Speaker
Description
Hydrogen storage remains a challenge in the hydrogen economy due to its light weight and density. Metal alloys, particularly titanium-iron (TiFe), have emerged as a viable option for hydrogen storage at ambient conditions. TiFe is known for its ability to reversibly store hydrogen at room temperatures, with comparable volumetric capacities as that of liquid H2 (~100 kgH2 m-3)1. However, its relatively low gravimetric capacity and oxide formation present drawbacks for TiFe as a standalone storage material. To overcome these challenges, researchers have proposed elemental doping and post mechanical processing. Theoretical studies have suggested that incorporating transition elements (for ex: Cr, V, Nb, Mn) as dopants in TiFe can enhance its hydrogen storage properties2. By replacing Fe and Ti in the lattice, these dopants induce changes in lattice size and strain, creating favorable diffusion pathways for H2. To our best knowledge, there are limited research on TiFe doped with transition elements Ta, Nb3,4, and a clear correlation between its crystallographic structure and hydrogen storage properties is still lacking.

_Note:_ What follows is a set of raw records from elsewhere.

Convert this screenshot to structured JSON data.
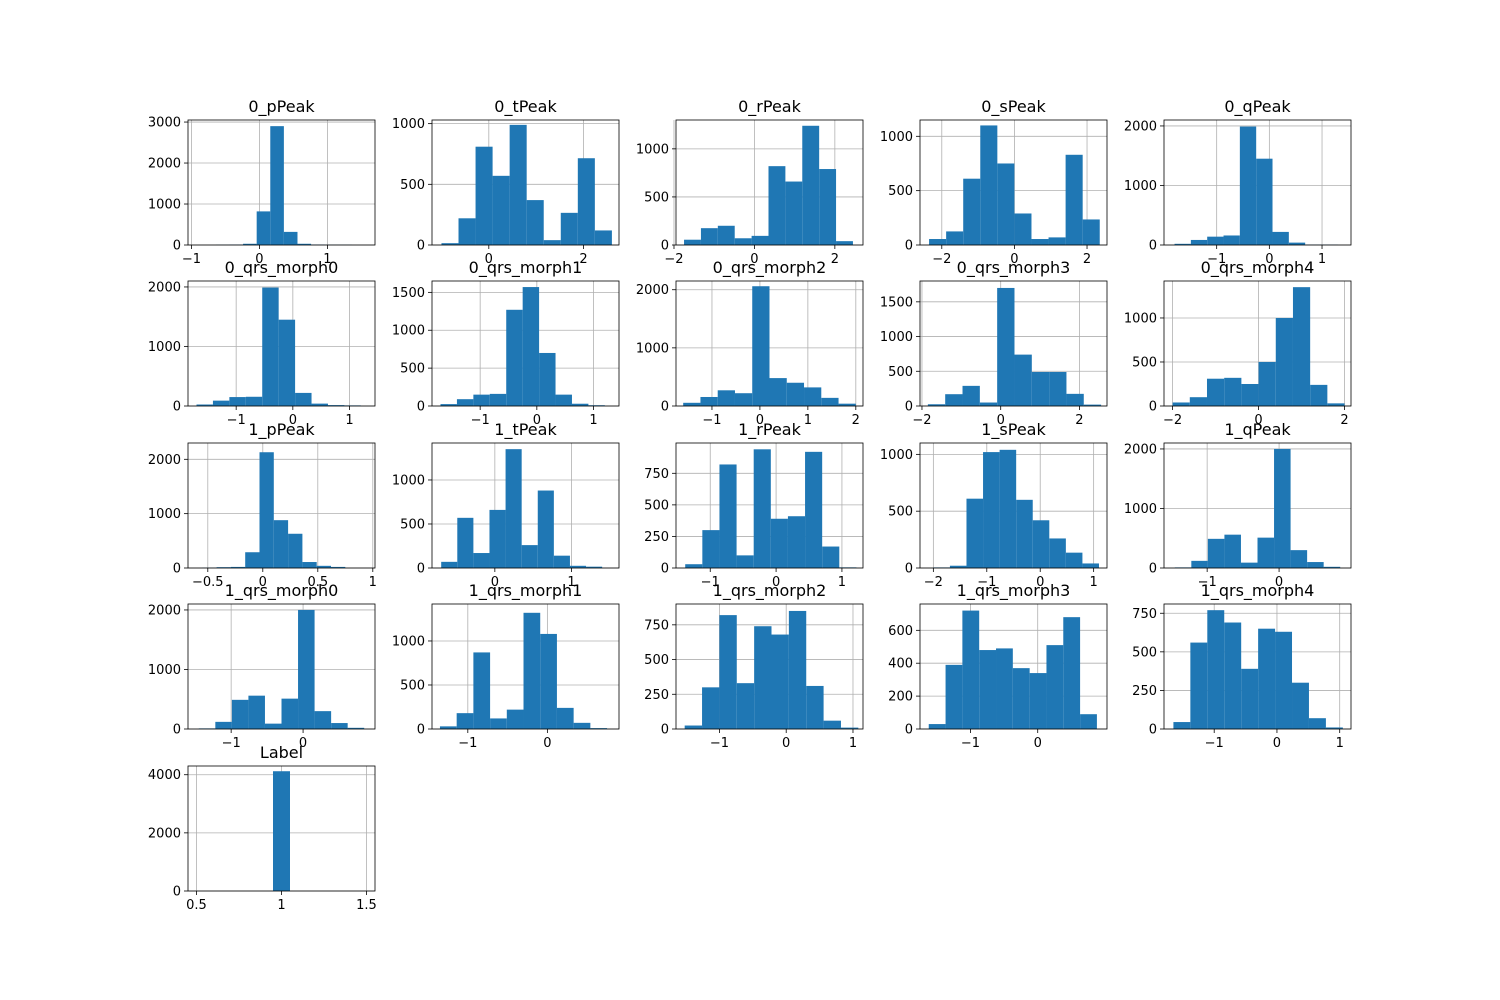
{
  "chart_data": [
    {
      "type": "bar",
      "title": "0_pPeak",
      "xlim": [
        -1.05,
        1.7
      ],
      "xticks": [
        -1,
        0,
        1
      ],
      "ylim": [
        0,
        3050
      ],
      "yticks": [
        0,
        1000,
        2000,
        3000
      ],
      "bin_edges": [
        -0.64,
        -0.44,
        -0.24,
        -0.04,
        0.16,
        0.36,
        0.56,
        0.76,
        0.96,
        1.16,
        1.36
      ],
      "values": [
        5,
        10,
        30,
        820,
        2900,
        320,
        30,
        10,
        5,
        5
      ]
    },
    {
      "type": "bar",
      "title": "0_tPeak",
      "xlim": [
        -1.2,
        2.75
      ],
      "xticks": [
        0,
        2
      ],
      "ylim": [
        0,
        1030
      ],
      "yticks": [
        0,
        500,
        1000
      ],
      "bin_edges": [
        -1.0,
        -0.64,
        -0.28,
        0.08,
        0.44,
        0.8,
        1.16,
        1.52,
        1.88,
        2.24,
        2.6
      ],
      "values": [
        15,
        220,
        810,
        570,
        990,
        370,
        40,
        265,
        715,
        120
      ]
    },
    {
      "type": "bar",
      "title": "0_rPeak",
      "xlim": [
        -1.95,
        2.7
      ],
      "xticks": [
        -2,
        0,
        2
      ],
      "ylim": [
        0,
        1300
      ],
      "yticks": [
        0,
        500,
        1000
      ],
      "bin_edges": [
        -1.75,
        -1.33,
        -0.91,
        -0.49,
        -0.07,
        0.35,
        0.77,
        1.19,
        1.61,
        2.03,
        2.45
      ],
      "values": [
        55,
        175,
        200,
        70,
        95,
        820,
        660,
        1240,
        790,
        40
      ]
    },
    {
      "type": "bar",
      "title": "0_sPeak",
      "xlim": [
        -2.6,
        2.55
      ],
      "xticks": [
        -2,
        0,
        2
      ],
      "ylim": [
        0,
        1150
      ],
      "yticks": [
        0,
        500,
        1000
      ],
      "bin_edges": [
        -2.35,
        -1.88,
        -1.41,
        -0.94,
        -0.47,
        0.0,
        0.47,
        0.94,
        1.41,
        1.88,
        2.35
      ],
      "values": [
        55,
        125,
        610,
        1100,
        750,
        290,
        55,
        70,
        830,
        235
      ]
    },
    {
      "type": "bar",
      "title": "0_qPeak",
      "xlim": [
        -2.0,
        1.55
      ],
      "xticks": [
        -1,
        0,
        1
      ],
      "ylim": [
        0,
        2100
      ],
      "yticks": [
        0,
        1000,
        2000
      ],
      "bin_edges": [
        -1.8,
        -1.49,
        -1.18,
        -0.87,
        -0.56,
        -0.25,
        0.06,
        0.37,
        0.68,
        0.99,
        1.3
      ],
      "values": [
        20,
        85,
        140,
        160,
        1990,
        1450,
        220,
        40,
        5,
        5
      ]
    },
    {
      "type": "bar",
      "title": "0_qrs_morph0",
      "xlim": [
        -1.85,
        1.45
      ],
      "xticks": [
        -1,
        0,
        1
      ],
      "ylim": [
        0,
        2100
      ],
      "yticks": [
        0,
        1000,
        2000
      ],
      "bin_edges": [
        -1.7,
        -1.41,
        -1.12,
        -0.83,
        -0.54,
        -0.25,
        0.04,
        0.33,
        0.62,
        0.91,
        1.2
      ],
      "values": [
        25,
        90,
        150,
        155,
        1990,
        1450,
        220,
        40,
        15,
        10
      ]
    },
    {
      "type": "bar",
      "title": "0_qrs_morph1",
      "xlim": [
        -1.85,
        1.45
      ],
      "xticks": [
        -1,
        0,
        1
      ],
      "ylim": [
        0,
        1650
      ],
      "yticks": [
        0,
        500,
        1000,
        1500
      ],
      "bin_edges": [
        -1.7,
        -1.41,
        -1.12,
        -0.83,
        -0.54,
        -0.25,
        0.04,
        0.33,
        0.62,
        0.91,
        1.2
      ],
      "values": [
        25,
        90,
        150,
        160,
        1270,
        1570,
        700,
        150,
        30,
        10
      ]
    },
    {
      "type": "bar",
      "title": "0_qrs_morph2",
      "xlim": [
        -1.75,
        2.15
      ],
      "xticks": [
        -1,
        0,
        1,
        2
      ],
      "ylim": [
        0,
        2150
      ],
      "yticks": [
        0,
        1000,
        2000
      ],
      "bin_edges": [
        -1.6,
        -1.24,
        -0.88,
        -0.52,
        -0.16,
        0.2,
        0.56,
        0.92,
        1.28,
        1.64,
        2.0
      ],
      "values": [
        55,
        155,
        270,
        220,
        2060,
        480,
        400,
        320,
        140,
        40
      ]
    },
    {
      "type": "bar",
      "title": "0_qrs_morph3",
      "xlim": [
        -2.05,
        2.7
      ],
      "xticks": [
        -2,
        0,
        2
      ],
      "ylim": [
        0,
        1800
      ],
      "yticks": [
        0,
        500,
        1000,
        1500
      ],
      "bin_edges": [
        -1.85,
        -1.41,
        -0.97,
        -0.53,
        -0.09,
        0.35,
        0.79,
        1.23,
        1.67,
        2.11,
        2.55
      ],
      "values": [
        25,
        170,
        290,
        50,
        1700,
        740,
        490,
        490,
        175,
        20
      ]
    },
    {
      "type": "bar",
      "title": "0_qrs_morph4",
      "xlim": [
        -2.2,
        2.15
      ],
      "xticks": [
        -2,
        0,
        2
      ],
      "ylim": [
        0,
        1420
      ],
      "yticks": [
        0,
        500,
        1000
      ],
      "bin_edges": [
        -2.0,
        -1.6,
        -1.2,
        -0.8,
        -0.4,
        0.0,
        0.4,
        0.8,
        1.2,
        1.6,
        2.0
      ],
      "values": [
        40,
        100,
        310,
        320,
        250,
        500,
        1000,
        1350,
        240,
        30
      ]
    },
    {
      "type": "bar",
      "title": "1_pPeak",
      "xlim": [
        -0.68,
        1.02
      ],
      "xticks": [
        -0.5,
        0.0,
        0.5,
        1.0
      ],
      "ylim": [
        0,
        2300
      ],
      "yticks": [
        0,
        1000,
        2000
      ],
      "bin_edges": [
        -0.55,
        -0.42,
        -0.29,
        -0.16,
        -0.03,
        0.1,
        0.23,
        0.36,
        0.49,
        0.62,
        0.75
      ],
      "values": [
        5,
        15,
        20,
        290,
        2130,
        880,
        630,
        110,
        40,
        20
      ]
    },
    {
      "type": "bar",
      "title": "1_tPeak",
      "xlim": [
        -0.82,
        1.62
      ],
      "xticks": [
        0,
        1
      ],
      "ylim": [
        0,
        1420
      ],
      "yticks": [
        0,
        500,
        1000
      ],
      "bin_edges": [
        -0.7,
        -0.49,
        -0.28,
        -0.07,
        0.14,
        0.35,
        0.56,
        0.77,
        0.98,
        1.19,
        1.4
      ],
      "values": [
        70,
        570,
        170,
        660,
        1350,
        260,
        880,
        140,
        25,
        15
      ]
    },
    {
      "type": "bar",
      "title": "1_rPeak",
      "xlim": [
        -1.52,
        1.32
      ],
      "xticks": [
        -1,
        0,
        1
      ],
      "ylim": [
        0,
        990
      ],
      "yticks": [
        0,
        250,
        500,
        750
      ],
      "bin_edges": [
        -1.38,
        -1.12,
        -0.86,
        -0.6,
        -0.34,
        -0.08,
        0.18,
        0.44,
        0.7,
        0.96,
        1.22
      ],
      "values": [
        30,
        300,
        820,
        100,
        940,
        390,
        410,
        920,
        170,
        5
      ]
    },
    {
      "type": "bar",
      "title": "1_sPeak",
      "xlim": [
        -2.25,
        1.25
      ],
      "xticks": [
        -2,
        -1,
        0,
        1
      ],
      "ylim": [
        0,
        1100
      ],
      "yticks": [
        0,
        500,
        1000
      ],
      "bin_edges": [
        -2.0,
        -1.69,
        -1.38,
        -1.07,
        -0.76,
        -0.45,
        -0.14,
        0.17,
        0.48,
        0.79,
        1.1
      ],
      "values": [
        5,
        20,
        610,
        1020,
        1040,
        600,
        420,
        260,
        135,
        40
      ]
    },
    {
      "type": "bar",
      "title": "1_qPeak",
      "xlim": [
        -1.6,
        1.0
      ],
      "xticks": [
        -1,
        0
      ],
      "ylim": [
        0,
        2100
      ],
      "yticks": [
        0,
        1000,
        2000
      ],
      "bin_edges": [
        -1.45,
        -1.22,
        -0.99,
        -0.76,
        -0.53,
        -0.3,
        -0.07,
        0.16,
        0.39,
        0.62,
        0.85
      ],
      "values": [
        10,
        120,
        490,
        560,
        90,
        510,
        2000,
        300,
        100,
        20
      ]
    },
    {
      "type": "bar",
      "title": "1_qrs_morph0",
      "xlim": [
        -1.6,
        1.0
      ],
      "xticks": [
        -1,
        0
      ],
      "ylim": [
        0,
        2100
      ],
      "yticks": [
        0,
        1000,
        2000
      ],
      "bin_edges": [
        -1.45,
        -1.22,
        -0.99,
        -0.76,
        -0.53,
        -0.3,
        -0.07,
        0.16,
        0.39,
        0.62,
        0.85
      ],
      "values": [
        10,
        120,
        490,
        560,
        90,
        510,
        2000,
        300,
        100,
        20
      ]
    },
    {
      "type": "bar",
      "title": "1_qrs_morph1",
      "xlim": [
        -1.45,
        0.9
      ],
      "xticks": [
        -1,
        0
      ],
      "ylim": [
        0,
        1420
      ],
      "yticks": [
        0,
        500,
        1000
      ],
      "bin_edges": [
        -1.35,
        -1.14,
        -0.93,
        -0.72,
        -0.51,
        -0.3,
        -0.09,
        0.12,
        0.33,
        0.54,
        0.75
      ],
      "values": [
        30,
        180,
        870,
        120,
        220,
        1320,
        1080,
        240,
        70,
        10
      ]
    },
    {
      "type": "bar",
      "title": "1_qrs_morph2",
      "xlim": [
        -1.65,
        1.15
      ],
      "xticks": [
        -1,
        0,
        1
      ],
      "ylim": [
        0,
        900
      ],
      "yticks": [
        0,
        250,
        500,
        750
      ],
      "bin_edges": [
        -1.52,
        -1.26,
        -1.0,
        -0.74,
        -0.48,
        -0.22,
        0.04,
        0.3,
        0.56,
        0.82,
        1.08
      ],
      "values": [
        25,
        300,
        820,
        330,
        740,
        680,
        850,
        310,
        60,
        10
      ]
    },
    {
      "type": "bar",
      "title": "1_qrs_morph3",
      "xlim": [
        -1.75,
        1.03
      ],
      "xticks": [
        -1,
        0
      ],
      "ylim": [
        0,
        760
      ],
      "yticks": [
        0,
        200,
        400,
        600
      ],
      "bin_edges": [
        -1.62,
        -1.37,
        -1.12,
        -0.87,
        -0.62,
        -0.37,
        -0.12,
        0.13,
        0.38,
        0.63,
        0.88
      ],
      "values": [
        30,
        390,
        720,
        480,
        490,
        370,
        340,
        510,
        680,
        90
      ]
    },
    {
      "type": "bar",
      "title": "1_qrs_morph4",
      "xlim": [
        -1.8,
        1.18
      ],
      "xticks": [
        -1,
        0,
        1
      ],
      "ylim": [
        0,
        810
      ],
      "yticks": [
        0,
        250,
        500,
        750
      ],
      "bin_edges": [
        -1.65,
        -1.38,
        -1.11,
        -0.84,
        -0.57,
        -0.3,
        -0.03,
        0.24,
        0.51,
        0.78,
        1.05
      ],
      "values": [
        45,
        560,
        770,
        690,
        390,
        650,
        630,
        300,
        70,
        10
      ]
    },
    {
      "type": "bar",
      "title": "Label",
      "xlim": [
        0.45,
        1.55
      ],
      "xticks": [
        0.5,
        1.0,
        1.5
      ],
      "ylim": [
        0,
        4300
      ],
      "yticks": [
        0,
        2000,
        4000
      ],
      "bin_edges": [
        0.95,
        1.05,
        1.15
      ],
      "values": [
        4120,
        0
      ]
    }
  ]
}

In this study, TiFe samples with transition elements V, Nb and Ta with varying stoichiometries were synthesized using vacuum arc melting (VAM). Characterization techniques including powder X-ray diffraction (XRD) and Extended X-Ray Absorption Fine Structures (EXAFS) analysis were employed. The results demonstrated high correlation between structural refinement achieved through PXRD and EXAFS analysis. H2 absorption and pressure-composition-temperature (PCT) measurements were conducted, which showed that precise doping of TiFe with transition element dopants significantly improved activation and kinetics. These findings contribute to a better understanding of dopants occupancy in the crystallographic structure of TiFe and its impact on hydrogen storage properties.